И тут Прасковья вдруг всплеснула руками и аж заголосила:

— Барин, Егор Андреевич! Так, а может быть, вам в дом перебраться? Он и новее, и крепче! А то ведь ваша изба… ну, того… не барская вовсе!

Селяне тут же загомонили, подхватывая: «И правда, боярину-то лучше в хороший дом перебраться!» «Что вам в старой избушке маяться!» «Игнатова изба — она крепкая, добротная!»

Я же только хмыкнул, махнув рукой:

— Э, нет, голубушка. Мне и моя изба сойдёт, а там, глядишь, и новый дом поставим, как дело завертится. Да с окнами резными, как в Туле или в Питере видел. А вам же там привычно — вы ж там жили, вещи там ваши, каждый уголочек знаете. Так что идите, обживайтесь, и никого не бойтесь.

Прасковья чуть не в ноги кинулась, благодарила, будто я ей не избу, а целое поместье подарил. Руки её тряслись, когда она крестилась, бормоча что-то невнятное о божьей милости и барской доброте. Крестьяне снова одобрительно загудели:

— Барин-то наш какой справедливый, добрый, щедрый!

— Дай ему Бог здоровья!

— Не то что батюшка его с дедом были…

Я только ухмылялся про себя, наблюдая за этим театром благодарности. Конечно, им было от чего радоваться — наконец-то появился хозяин, который не драл с них три шкуры и не устраивал самодурства по каждому поводу.

Позвал Петра, что стоял неподалёку и смотрел на всё это с некоторым недоумением. Понятно почему — для него это были ещё чужие люди, не его родня. Кого он здесь знал? Пару мужиков, да брата своего Илюху с семьёй, и всё. Остальные — так, лица без имён.

— Петька! — сказал я ему, всё ещё держа в руке горшок. — Давай перевози свои пожитки в новые хоромы.

Тот подошёл, потирая руки, как будто уже плотничать собирался, глаза заблестели предвкушением работы.

— Какие хоромы, Егор Андреевич? — спросил он, хотя по лицу было видно, что уже догадывается.
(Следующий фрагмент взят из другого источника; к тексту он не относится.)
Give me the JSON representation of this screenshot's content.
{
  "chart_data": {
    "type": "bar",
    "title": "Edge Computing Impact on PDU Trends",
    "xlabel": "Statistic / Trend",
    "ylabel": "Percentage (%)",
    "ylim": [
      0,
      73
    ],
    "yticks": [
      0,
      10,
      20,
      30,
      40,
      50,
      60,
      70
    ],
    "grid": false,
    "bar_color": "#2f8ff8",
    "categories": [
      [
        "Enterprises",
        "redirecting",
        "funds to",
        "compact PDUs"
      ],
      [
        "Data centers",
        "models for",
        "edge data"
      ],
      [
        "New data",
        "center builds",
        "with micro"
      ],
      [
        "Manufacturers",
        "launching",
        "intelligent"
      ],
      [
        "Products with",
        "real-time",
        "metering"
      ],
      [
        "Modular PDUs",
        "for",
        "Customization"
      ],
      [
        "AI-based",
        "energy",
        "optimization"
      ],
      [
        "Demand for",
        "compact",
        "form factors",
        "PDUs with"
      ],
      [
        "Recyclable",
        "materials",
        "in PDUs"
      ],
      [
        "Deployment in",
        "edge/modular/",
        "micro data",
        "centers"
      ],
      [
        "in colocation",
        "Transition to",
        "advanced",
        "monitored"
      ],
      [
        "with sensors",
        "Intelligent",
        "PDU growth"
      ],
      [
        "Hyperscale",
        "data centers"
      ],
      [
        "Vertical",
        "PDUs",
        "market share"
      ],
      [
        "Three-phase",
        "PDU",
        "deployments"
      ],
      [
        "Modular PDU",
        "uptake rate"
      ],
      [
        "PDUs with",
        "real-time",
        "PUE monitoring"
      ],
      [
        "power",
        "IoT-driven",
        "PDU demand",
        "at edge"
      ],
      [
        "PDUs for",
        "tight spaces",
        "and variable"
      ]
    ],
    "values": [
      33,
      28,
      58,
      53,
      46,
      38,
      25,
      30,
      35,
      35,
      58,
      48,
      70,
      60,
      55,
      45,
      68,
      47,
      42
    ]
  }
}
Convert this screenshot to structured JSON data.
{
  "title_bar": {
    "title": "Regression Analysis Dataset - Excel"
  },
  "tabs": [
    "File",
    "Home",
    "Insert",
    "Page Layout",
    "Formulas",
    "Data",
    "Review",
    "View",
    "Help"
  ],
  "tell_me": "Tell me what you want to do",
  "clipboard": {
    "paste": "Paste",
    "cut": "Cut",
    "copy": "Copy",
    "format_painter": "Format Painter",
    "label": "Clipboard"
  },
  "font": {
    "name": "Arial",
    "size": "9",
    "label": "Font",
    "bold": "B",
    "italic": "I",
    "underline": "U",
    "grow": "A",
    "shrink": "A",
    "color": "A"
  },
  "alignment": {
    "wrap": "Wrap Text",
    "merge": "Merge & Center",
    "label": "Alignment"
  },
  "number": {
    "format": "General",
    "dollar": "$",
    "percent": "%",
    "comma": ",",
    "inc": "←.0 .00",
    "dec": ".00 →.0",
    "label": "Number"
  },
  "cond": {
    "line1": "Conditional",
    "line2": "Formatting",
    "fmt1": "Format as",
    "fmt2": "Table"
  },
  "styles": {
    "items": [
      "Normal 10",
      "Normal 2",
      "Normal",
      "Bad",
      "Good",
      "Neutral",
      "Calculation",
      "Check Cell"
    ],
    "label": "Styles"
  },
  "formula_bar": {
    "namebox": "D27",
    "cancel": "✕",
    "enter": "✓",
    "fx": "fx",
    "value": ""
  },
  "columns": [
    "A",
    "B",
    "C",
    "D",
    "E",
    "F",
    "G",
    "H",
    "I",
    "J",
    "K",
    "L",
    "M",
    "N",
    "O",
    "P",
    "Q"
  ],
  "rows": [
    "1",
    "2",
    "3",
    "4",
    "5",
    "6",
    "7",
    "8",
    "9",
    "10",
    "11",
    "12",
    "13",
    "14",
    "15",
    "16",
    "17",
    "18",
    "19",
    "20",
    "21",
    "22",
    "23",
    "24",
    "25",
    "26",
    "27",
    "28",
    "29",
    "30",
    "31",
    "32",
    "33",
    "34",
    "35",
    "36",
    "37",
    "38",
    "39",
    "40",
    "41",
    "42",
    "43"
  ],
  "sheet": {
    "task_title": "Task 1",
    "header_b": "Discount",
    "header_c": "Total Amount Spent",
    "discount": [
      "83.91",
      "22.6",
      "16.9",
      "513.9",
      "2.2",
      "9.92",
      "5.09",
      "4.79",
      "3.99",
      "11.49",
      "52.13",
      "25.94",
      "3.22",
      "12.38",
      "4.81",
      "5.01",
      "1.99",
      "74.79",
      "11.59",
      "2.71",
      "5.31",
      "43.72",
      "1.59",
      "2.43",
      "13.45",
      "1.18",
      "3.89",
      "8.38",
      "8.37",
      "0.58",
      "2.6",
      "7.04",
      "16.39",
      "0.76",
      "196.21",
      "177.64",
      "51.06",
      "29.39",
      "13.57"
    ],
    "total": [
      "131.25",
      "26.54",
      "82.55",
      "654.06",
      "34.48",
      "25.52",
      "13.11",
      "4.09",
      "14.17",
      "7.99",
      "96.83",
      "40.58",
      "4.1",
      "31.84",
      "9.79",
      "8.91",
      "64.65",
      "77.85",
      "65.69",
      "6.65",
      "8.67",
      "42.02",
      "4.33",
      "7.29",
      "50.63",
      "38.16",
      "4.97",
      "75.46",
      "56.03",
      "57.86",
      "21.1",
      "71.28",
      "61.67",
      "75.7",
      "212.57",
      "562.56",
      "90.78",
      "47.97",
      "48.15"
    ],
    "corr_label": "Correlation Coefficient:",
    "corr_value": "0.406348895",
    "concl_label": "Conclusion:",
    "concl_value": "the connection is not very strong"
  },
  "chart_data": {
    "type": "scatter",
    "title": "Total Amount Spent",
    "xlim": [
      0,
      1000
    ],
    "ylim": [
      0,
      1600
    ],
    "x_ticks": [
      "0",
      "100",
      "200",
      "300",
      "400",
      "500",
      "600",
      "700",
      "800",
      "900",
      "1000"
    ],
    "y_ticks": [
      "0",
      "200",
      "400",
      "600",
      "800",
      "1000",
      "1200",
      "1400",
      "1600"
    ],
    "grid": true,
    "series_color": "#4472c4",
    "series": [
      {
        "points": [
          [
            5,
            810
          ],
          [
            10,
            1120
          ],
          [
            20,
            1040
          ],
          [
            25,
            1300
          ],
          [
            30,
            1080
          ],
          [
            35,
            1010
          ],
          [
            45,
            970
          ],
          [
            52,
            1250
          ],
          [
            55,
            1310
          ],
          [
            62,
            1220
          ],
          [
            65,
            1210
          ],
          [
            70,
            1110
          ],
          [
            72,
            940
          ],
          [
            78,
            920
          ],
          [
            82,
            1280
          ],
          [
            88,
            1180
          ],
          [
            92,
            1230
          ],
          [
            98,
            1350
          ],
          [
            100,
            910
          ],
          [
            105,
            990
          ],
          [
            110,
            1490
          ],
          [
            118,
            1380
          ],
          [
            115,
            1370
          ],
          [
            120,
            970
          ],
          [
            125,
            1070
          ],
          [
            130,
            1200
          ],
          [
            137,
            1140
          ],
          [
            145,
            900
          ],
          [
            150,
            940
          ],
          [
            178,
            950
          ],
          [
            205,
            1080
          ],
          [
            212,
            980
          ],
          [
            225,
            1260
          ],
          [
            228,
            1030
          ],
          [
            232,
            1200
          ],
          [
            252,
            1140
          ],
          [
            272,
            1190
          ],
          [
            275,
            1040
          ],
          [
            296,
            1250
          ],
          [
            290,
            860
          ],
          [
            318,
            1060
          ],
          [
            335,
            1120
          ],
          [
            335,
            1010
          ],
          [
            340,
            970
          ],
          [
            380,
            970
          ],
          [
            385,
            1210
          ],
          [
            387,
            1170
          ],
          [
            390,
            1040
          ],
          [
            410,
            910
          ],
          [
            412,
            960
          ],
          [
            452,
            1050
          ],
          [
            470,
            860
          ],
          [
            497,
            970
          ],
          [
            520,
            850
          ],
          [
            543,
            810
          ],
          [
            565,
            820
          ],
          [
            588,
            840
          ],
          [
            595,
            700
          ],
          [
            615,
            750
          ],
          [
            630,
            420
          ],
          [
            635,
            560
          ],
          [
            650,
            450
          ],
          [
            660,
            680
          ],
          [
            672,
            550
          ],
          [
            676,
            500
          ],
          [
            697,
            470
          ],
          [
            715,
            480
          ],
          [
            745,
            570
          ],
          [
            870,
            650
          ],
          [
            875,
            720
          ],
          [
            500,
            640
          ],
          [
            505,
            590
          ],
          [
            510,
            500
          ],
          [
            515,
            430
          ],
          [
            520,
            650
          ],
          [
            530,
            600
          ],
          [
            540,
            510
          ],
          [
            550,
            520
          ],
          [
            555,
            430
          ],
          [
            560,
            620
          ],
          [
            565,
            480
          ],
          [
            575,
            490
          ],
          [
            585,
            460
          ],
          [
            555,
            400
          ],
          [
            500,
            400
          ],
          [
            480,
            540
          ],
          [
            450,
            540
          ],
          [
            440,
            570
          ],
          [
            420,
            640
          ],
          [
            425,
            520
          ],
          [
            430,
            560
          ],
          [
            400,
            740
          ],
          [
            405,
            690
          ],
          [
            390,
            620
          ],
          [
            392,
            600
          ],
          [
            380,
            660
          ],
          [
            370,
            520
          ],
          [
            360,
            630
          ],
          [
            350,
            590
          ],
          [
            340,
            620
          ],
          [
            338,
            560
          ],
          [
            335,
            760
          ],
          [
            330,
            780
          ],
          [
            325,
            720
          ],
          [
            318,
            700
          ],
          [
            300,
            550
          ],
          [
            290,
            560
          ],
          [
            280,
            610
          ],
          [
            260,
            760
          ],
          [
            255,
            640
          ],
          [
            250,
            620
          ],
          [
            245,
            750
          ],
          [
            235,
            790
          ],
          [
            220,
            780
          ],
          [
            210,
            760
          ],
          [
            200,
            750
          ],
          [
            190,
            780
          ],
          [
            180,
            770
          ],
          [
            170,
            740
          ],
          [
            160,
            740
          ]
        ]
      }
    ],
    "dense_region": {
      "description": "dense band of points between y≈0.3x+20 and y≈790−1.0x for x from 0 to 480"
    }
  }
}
— В таунхаус свой, в свою половину, чтоб жена твоя с малыми пока обустраивались, а мы с тобой делом займёмся серьёзным.

Крестьяне навострили уши, как коты на запах рыбы. Что там за дело барин задумал? В их глазах читалось любопытство вперемешку с опаской — уж больно быстро всё менялось в их размеренной жизни.

Я нарочно громко вздохнул, чтоб все слышали:

— Да, утро-то хорошее, а во рту ни маковой росинки не было с самого вчера.

Бабы тут же засуетились, как муравьи в разворошенном муравейнике, но Митяй, зараза такой, как чёрт из табакерки, подскочил и аккуратненько так кивнул на порог моей избы. Смотрю, а там уже корзина стоит, покрытая чистым полотенцем. Ну точно, на довольствие приняли! Предупредительные какие, прямо сердце радуется.

— Даже и поворчать нельзя, — махнул я Митяю. — Пошли уже перекусим, что Бог дал. А то сейчас с голоду еще кого выгоню.

Митяй хихикнул, представив, видимо, эту картину.

Не успел я толком доесть кусок хлеба с салом и запить всё это дело квасом — кислым, но очень вкусным — как заявился Пётр. Стоял во дворе, переминаясь с ноги на ногу, явно что-то обдумывая. Я кивнул ему через открытое окошко и вышел наружу.

— Чего встал, как столб? Пошли, покажу тебе наше богатство.

Повёл его к себе в сарай, где хранился инструмент ещё от моей бабки. Я-то знал уже, что в нём есть, а вот ему стоило показать весь арсенал. Пётр окинул взглядом содержимое сарая: пилы разных размеров, топоры — от маленьких до двуручных, стамески, долота, даже рубанки были. Видно, что всё старое, что-то ржавчиной покрылось за долгие годы без дела, но с правильными руками вполне было рабочее. Что он и сказал, взяв в руки один из топоров и проверив, как сидит топорище.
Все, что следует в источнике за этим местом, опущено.